ただ、(OTR 1441/OTR 1442 を持っている事もあり)この台数の光伝送モジュールを必要とするような大規模なイベントは限られるため、そういう運用がある時に、 必要なモジュールを組んでレンタルできるようなサービスがあると便利だと思いました。」

yellobrik への今後の期待

「静岡放送で LYNX Technik /yellobrik シリーズの製品は、SDI 4 チャンネル送信機/受信機セットの OTR 1441/OTR 1442 のほか、 FS 機能搭載の HDMI→SDI 変換機 CHD 1812 を導入しています。

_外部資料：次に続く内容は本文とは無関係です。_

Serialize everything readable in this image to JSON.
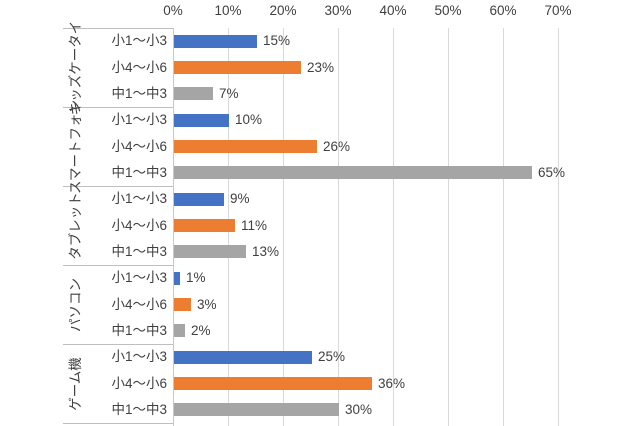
{
  "chart": {
    "background": "#FFFFFF",
    "text_color": "#404040",
    "gridline_color": "#D9D9D9",
    "separator_color": "#BFBFBF"
  },
  "chart_data": {
    "type": "bar",
    "orientation": "horizontal",
    "title": "",
    "xlabel": "",
    "ylabel": "",
    "legend": "none",
    "value_axis": {
      "position": "top",
      "min": 0,
      "max": 70,
      "tick_step": 10,
      "grid": true,
      "tick_labels": [
        "0%",
        "10%",
        "20%",
        "30%",
        "40%",
        "50%",
        "60%",
        "70%"
      ]
    },
    "categories": [
      "キッズケータイ",
      "スマートフォン",
      "タブレット",
      "パソコン",
      "ゲーム機"
    ],
    "subcategories": [
      "小1〜小3",
      "小4〜小6",
      "中1〜中3"
    ],
    "series": [
      {
        "name": "小1〜小3",
        "color": "#4472C4",
        "values": [
          15,
          10,
          9,
          1,
          25
        ],
        "labels": [
          "15%",
          "10%",
          "9%",
          "1%",
          "25%"
        ]
      },
      {
        "name": "小4〜小6",
        "color": "#ED7D31",
        "values": [
          23,
          26,
          11,
          3,
          36
        ],
        "labels": [
          "23%",
          "26%",
          "11%",
          "3%",
          "36%"
        ]
      },
      {
        "name": "中1〜中3",
        "color": "#A5A5A5",
        "values": [
          7,
          65,
          13,
          2,
          30
        ],
        "labels": [
          "7%",
          "65%",
          "13%",
          "2%",
          "30%"
        ]
      }
    ],
    "data_labels": {
      "visible": true,
      "format": "{value}%"
    }
  }
}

最新版のカタログを見ると、多彩な信号の光伝送に対応していることが分かりました。現場では RS422/RS232C といった制御系信号の伝送の需要もありますが、OBD 1510 Dという製品が対応しており、ガンスイでデモ機も保有しているとの事なので 機会があれば OTR 1442 と組み合わせて試してみたいと思います。」

yellobrik シリーズは、“伝送のイメージが無いような信号”にも対応しているため、 新たなシステム構築の可能性が広がります。

今後も他社にはない独自性のある製品を期待しています。」

まとめ

静岡放送様には、長時間にわたる取材へのご協力を賜り、心より御礼申し上げます。

いただいたご意見は、弊社の商品企画および LYNX Technik 社へフィードバックし、今後の製品開発に活かしてまいります。

引き続き、yellobrik シリーズへのご期待にお応えできるよう努めてまいります。